Wednesday 1 July 2009

A man from Pamplona on Ernest Hemingway

It’s a man. It is actually the head of a man, a strong man. Somebody told me he was a writer and I thought “like me”.

Years later, I found his name written on the cover of an old book.

Some people from my little town say that he was bad for us, they say his description of our fiesta was wrong.

Then I read:

“In the Basque country the land all looks very rich and green and the houses and villages look well-off and clean. Every village had a pelota court and on some of them kids were playing in the hot sun.”

Or:

“You could see the plateau of Pamplona rising out of the plain, and the walls of the city, and the great brown cathedral, and the broken skyline of the other churches. In back of the plateau were the mountains, and every way you looked there were other mountains, and ahead the road stretched out white across the plain going toward Pamplona.”

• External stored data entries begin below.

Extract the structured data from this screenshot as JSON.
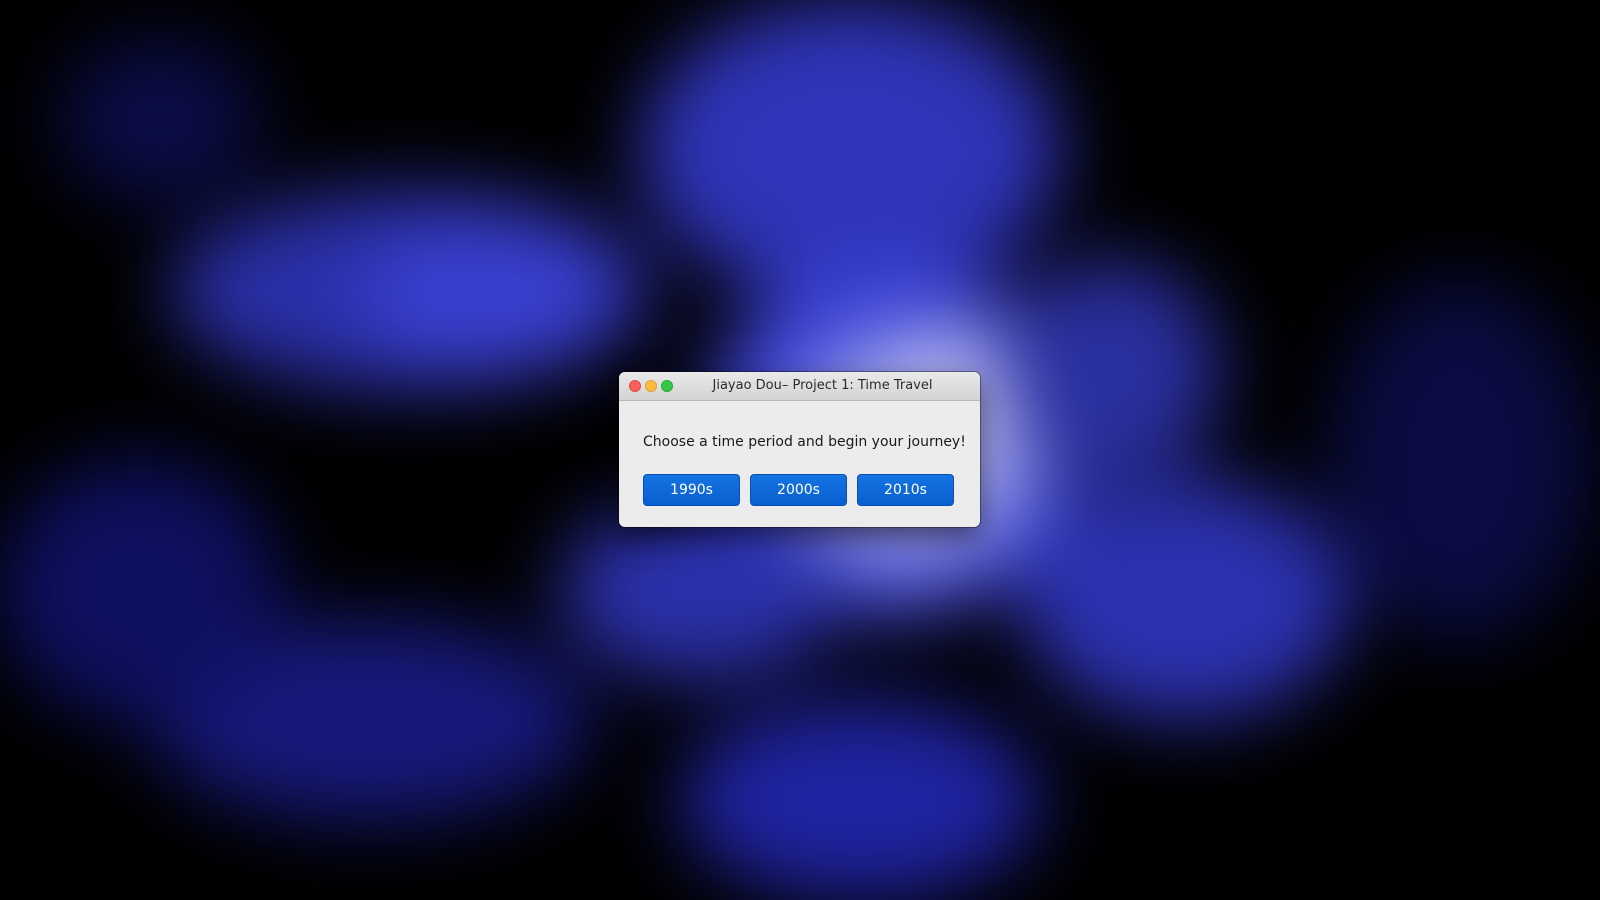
{
  "window": {
    "title": "Jiayao Dou– Project 1: Time Travel",
    "prompt": "Choose a time period and begin your journey!",
    "buttons": [
      {
        "label": "1990s"
      },
      {
        "label": "2000s"
      },
      {
        "label": "2010s"
      }
    ]
  },
  "colors": {
    "desktop_background": "#000000",
    "nebula": "#3a3fd6",
    "button": "#0a66d8",
    "window_background": "#ececec"
  },
  "icons": {
    "close": "close-icon",
    "minimize": "minimize-icon",
    "zoom": "zoom-icon"
  }
}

I can imagine Hemingway in the streets that the bulls pass along when they run early in the morning on their way to the ring.

The same streets I have walked along since I was a child.

He even said that he thought that the facade of the cathedral was ugly the first time he seen it but after he change his mind. I think this facade can only be beautiful for somebody who loved this town.

What about the fiesta?

As Hemingway said in “The Sun Also Rises":

“At noon of Sunday, the 6th of July, the fiesta exploded. There is no other way to describe it.”